Ao som de Carinhoso e da Internacional, o corpo do arquiteto Oscar Niemeyer foi enterrado diante de mais de 400 pessoas, contrariando a decisão da família de fazer uma cerimônia fechada. Além de parentes e amigos, admiradores anônimos e curiosos acompanharam o sepultamento, no Cemitério São João Batista, em Botafogo, na Zona Sul do Rio de Janeiro.
A música de Pixinguinha foi tocada pela Banda de Ipanema, da qual Niemeyer era patrono, e o hino dos comunistas, cantado por velhos companheiros de militância do arquiteto. Niemeyer morreu na noite de quarta-feira, aos 104 anos.
O enterro aconteceu depois de quase nove horas de velório, no Palácio da Cidade, sede oficial da prefeitura do Rio. O palácio foi aberto ao público entre 8h30 e 16h. Antes da saída do caixão, às 17h15, cerca de 150 pessoas assistiram a um culto ecumênico. A viúva, Vera Lúcia, ficou ainda mais emocionada quando, de mãos dadas, o público cantou a música Suíte do Pescador, de Dorival Caymmi, puxada pelo pastor luterano Mozart Noronha.
Entre as muitas coroas de flores que homenagearam Niemeyer, militante comunista desde a juventude, destacavam-se as enviadas pelos irmãos Fidel e Raul Castro. O ex-presidente cubano lembrou o “incondicional amigo de Cuba Oscar Niemeyer” e assinou: “Comandante em chefe Fidel Castro Ruiz”.

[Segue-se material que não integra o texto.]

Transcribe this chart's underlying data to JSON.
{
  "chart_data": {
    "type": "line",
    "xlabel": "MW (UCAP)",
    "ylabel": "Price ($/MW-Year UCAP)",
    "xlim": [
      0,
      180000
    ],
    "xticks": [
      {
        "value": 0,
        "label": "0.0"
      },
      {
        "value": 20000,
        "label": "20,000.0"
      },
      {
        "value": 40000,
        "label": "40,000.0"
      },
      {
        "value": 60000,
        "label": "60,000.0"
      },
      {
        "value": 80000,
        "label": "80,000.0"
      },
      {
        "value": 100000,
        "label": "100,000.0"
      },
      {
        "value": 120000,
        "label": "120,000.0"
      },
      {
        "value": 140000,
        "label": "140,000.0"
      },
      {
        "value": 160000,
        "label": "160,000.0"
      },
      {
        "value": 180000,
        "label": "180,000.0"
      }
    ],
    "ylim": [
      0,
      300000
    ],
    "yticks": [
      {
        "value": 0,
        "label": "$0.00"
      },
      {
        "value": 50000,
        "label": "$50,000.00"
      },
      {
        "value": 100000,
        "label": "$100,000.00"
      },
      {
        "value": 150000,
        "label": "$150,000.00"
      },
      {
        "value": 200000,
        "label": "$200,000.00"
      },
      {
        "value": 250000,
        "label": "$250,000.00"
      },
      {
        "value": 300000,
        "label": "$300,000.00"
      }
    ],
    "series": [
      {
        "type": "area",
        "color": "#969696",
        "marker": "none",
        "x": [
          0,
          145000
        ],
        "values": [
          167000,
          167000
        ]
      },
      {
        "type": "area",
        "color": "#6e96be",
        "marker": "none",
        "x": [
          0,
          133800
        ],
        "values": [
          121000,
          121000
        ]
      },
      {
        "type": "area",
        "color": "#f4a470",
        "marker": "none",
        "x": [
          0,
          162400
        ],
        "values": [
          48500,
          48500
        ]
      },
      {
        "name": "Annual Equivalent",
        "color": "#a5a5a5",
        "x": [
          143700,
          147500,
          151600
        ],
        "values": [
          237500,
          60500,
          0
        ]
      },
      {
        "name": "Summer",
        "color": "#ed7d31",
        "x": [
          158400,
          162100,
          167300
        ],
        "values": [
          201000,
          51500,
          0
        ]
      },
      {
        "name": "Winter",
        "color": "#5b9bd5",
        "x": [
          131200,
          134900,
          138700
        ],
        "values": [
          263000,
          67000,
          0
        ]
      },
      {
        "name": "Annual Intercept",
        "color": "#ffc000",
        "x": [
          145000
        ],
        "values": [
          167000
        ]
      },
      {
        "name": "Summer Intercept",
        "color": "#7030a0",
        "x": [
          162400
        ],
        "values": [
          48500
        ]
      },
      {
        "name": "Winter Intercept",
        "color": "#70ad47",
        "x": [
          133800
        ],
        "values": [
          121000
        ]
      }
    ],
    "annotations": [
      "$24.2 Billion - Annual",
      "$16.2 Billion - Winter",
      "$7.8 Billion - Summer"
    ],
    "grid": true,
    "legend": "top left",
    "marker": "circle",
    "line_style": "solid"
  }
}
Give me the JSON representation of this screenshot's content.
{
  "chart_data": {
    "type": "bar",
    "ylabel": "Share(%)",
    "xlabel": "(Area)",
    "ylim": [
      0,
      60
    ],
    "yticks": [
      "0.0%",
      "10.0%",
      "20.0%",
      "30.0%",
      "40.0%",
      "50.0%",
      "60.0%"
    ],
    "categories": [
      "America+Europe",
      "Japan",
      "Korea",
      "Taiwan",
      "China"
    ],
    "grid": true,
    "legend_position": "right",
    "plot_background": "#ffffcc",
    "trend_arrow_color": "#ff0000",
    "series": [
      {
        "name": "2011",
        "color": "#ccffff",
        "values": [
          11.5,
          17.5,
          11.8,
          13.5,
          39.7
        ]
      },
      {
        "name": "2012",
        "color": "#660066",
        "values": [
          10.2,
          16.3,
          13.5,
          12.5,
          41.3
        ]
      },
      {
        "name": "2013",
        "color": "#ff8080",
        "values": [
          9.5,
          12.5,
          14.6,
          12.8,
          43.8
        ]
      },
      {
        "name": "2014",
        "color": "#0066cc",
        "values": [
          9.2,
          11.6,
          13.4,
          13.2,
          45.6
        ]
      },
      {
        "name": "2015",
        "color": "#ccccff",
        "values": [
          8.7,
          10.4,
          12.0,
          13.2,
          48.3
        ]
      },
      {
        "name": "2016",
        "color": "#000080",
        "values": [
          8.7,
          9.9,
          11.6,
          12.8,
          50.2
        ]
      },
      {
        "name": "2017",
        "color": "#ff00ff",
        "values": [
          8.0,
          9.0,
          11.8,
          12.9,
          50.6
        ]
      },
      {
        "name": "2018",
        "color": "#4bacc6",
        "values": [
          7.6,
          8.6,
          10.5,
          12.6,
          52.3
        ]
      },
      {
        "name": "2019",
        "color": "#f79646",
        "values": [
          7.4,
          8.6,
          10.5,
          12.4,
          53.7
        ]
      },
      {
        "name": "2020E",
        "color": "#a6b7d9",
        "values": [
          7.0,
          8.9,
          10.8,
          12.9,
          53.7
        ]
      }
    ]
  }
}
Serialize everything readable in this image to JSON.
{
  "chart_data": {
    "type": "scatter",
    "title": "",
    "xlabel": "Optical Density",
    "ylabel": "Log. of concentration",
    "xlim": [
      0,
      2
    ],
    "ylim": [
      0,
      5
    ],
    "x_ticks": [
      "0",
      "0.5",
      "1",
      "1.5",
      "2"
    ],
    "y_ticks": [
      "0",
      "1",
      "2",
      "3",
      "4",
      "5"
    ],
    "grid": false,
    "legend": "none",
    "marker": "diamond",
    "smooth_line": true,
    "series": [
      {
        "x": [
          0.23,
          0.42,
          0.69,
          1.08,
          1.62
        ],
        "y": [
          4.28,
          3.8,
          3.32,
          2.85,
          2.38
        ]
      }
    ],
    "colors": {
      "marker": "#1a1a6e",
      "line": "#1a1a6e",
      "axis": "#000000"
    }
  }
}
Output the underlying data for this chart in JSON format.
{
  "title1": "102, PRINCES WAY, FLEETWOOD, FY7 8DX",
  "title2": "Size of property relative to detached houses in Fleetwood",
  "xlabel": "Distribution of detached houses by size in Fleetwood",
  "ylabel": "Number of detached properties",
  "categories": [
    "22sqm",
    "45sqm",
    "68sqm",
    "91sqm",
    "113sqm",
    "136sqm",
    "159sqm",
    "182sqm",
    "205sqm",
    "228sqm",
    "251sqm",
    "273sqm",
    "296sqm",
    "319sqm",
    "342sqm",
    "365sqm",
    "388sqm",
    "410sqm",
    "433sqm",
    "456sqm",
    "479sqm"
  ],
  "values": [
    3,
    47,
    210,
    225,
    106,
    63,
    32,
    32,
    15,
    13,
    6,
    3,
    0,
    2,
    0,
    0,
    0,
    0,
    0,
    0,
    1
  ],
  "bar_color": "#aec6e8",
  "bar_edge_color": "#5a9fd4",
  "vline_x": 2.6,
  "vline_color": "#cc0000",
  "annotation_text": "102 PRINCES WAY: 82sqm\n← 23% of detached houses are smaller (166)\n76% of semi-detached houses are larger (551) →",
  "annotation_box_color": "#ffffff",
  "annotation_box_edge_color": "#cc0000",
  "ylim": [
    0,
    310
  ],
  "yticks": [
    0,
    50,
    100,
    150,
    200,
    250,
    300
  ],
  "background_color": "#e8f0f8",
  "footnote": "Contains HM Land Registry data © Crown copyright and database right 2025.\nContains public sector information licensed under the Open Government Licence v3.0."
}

Viúva do líder comunista Luiz Carlos Prestes, Maria Prestes levou uma bandeira com a foice e o martelo. “Ele se preocupava com o bem-estar do povo brasileiro. Era um grande amigo da nossa família”, disse. Na entrada do palácio, uma enorme bandeira do PCdoB foi aberta por filiados ao partido.
A genialidade do arquiteto foi destacada pelos colegas. “Já tem alguém que pode redesenhar a Via Láctea”, brincou o ex-prefeito de Curitiba e ex-governador do Paraná Jaime Lerner. O engenheiro Giorgio Veneziani, de 86 anos, falou da convivência entre os dois. “Quando eu estudava na Itália, Niemeyer já era uma referência. Tivemos outros pontos de convergência, como o socialismo”, disse o engenheiro, responsável pelo revestimento de mármore dos palácios de Brasília projetados pelo amigo. O poeta Ferreira Gullar lembrou a amizade de 50 anos. “É uma dor irreparável”, lamentou.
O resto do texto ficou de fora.